Maryland U.S. Senator Chris Van Hollen and U.S. Representative Jared Huffman of California have introduced a bill to require the federal government to fully fund the Individuals with Disabilities Education Act (IDEA).
New federal legislation titled the IDEA Full Funding Act would finally ensure Congress fulfills its commitment to fully fund the Individuals with Disabilities Education Act (IDEA). In 1975, Congress passed IDEA to ensure that every child with a disability can access educational opportunities.
The law was a historic step forward; however, Congress has failed to fully fund IDEA since its passage. A press release reads:
Under IDEA, the federal government committed to pay 40 percent of the average per pupil expenditure for special education. However, that pledge has never been met, and current funding is at less than 13 percent. According to the Congressional Research Service, the IDEA shortfall in the 2021-2022 school year nationwide was $23.92 billion. Under full funding, Maryland alone would have received $675 million – a gap of $407.7 million.
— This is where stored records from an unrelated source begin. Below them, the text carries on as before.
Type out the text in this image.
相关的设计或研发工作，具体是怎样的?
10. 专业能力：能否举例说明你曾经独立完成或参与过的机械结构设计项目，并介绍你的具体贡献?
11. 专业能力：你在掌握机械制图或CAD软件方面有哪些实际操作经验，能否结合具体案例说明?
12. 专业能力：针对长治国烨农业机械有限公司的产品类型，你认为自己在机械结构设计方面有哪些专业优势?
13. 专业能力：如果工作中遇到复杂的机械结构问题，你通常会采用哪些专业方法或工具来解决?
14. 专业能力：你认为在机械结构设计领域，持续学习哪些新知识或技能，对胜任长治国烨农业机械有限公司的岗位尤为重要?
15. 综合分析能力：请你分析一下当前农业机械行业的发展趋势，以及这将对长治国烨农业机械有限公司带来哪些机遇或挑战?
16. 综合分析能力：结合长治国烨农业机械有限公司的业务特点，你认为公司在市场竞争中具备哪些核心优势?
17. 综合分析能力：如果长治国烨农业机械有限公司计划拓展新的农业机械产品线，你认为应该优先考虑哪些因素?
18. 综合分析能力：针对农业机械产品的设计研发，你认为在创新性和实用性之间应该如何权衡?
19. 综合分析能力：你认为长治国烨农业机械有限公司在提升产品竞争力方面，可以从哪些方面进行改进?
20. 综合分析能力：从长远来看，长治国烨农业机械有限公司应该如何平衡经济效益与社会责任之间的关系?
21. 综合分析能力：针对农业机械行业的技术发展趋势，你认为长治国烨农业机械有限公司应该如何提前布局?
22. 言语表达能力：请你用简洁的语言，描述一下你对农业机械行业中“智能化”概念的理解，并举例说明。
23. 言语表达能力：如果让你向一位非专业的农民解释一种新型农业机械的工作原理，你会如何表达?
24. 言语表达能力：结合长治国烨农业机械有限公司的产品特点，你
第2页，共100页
Part B and Part C of IDEA authorize assistance to States to support special education and related services to children with disabilities and the provision and coordination of early intervention services for infants and toddlers with disabilities and their families. Maryland received $54 million to support students with disabilities as part of the state’s American Rescue Plan Act (ARPA) funding.
The IDEA Full Funding Act, introduced by Maryland Senator Chris Van Hollen and California’s Representative Jared Huffman, would require regular, mandatory increases in IDEA spending to “finally meet our obligation to America’s children and schools.” The bill is cosponsored by over 20 Senators and over 60 House members.
Senator Van Hollen has led the push to fully fund IDEA since 2005.
A press release from the Senator’s office notes that the legislation is supported by a broad and diverse group of over 60 national organizations, including:
- the School Superintendent Association (AASA),
- the American Federation of Teachers (AFT),
- the Council for Exceptional Children,
- the National Association of Elementary School Principals,
- the National Association of Secondary School Principals (NASSP),
- the National Center for Learning Disabilities, and
- the National Education Association.
The following Maryland-based organizations also support it:
- Baltimore City Public Schools,
- the Maryland Association of Boards of Education (MABE),
- the Maryland Association of Elementary School Principals,
- the Maryland Association of Secondary School Principals,
- the Maryland State Education Association (MSEA), and
- the Public School Superintendents’ Association of Maryland (PSSAM).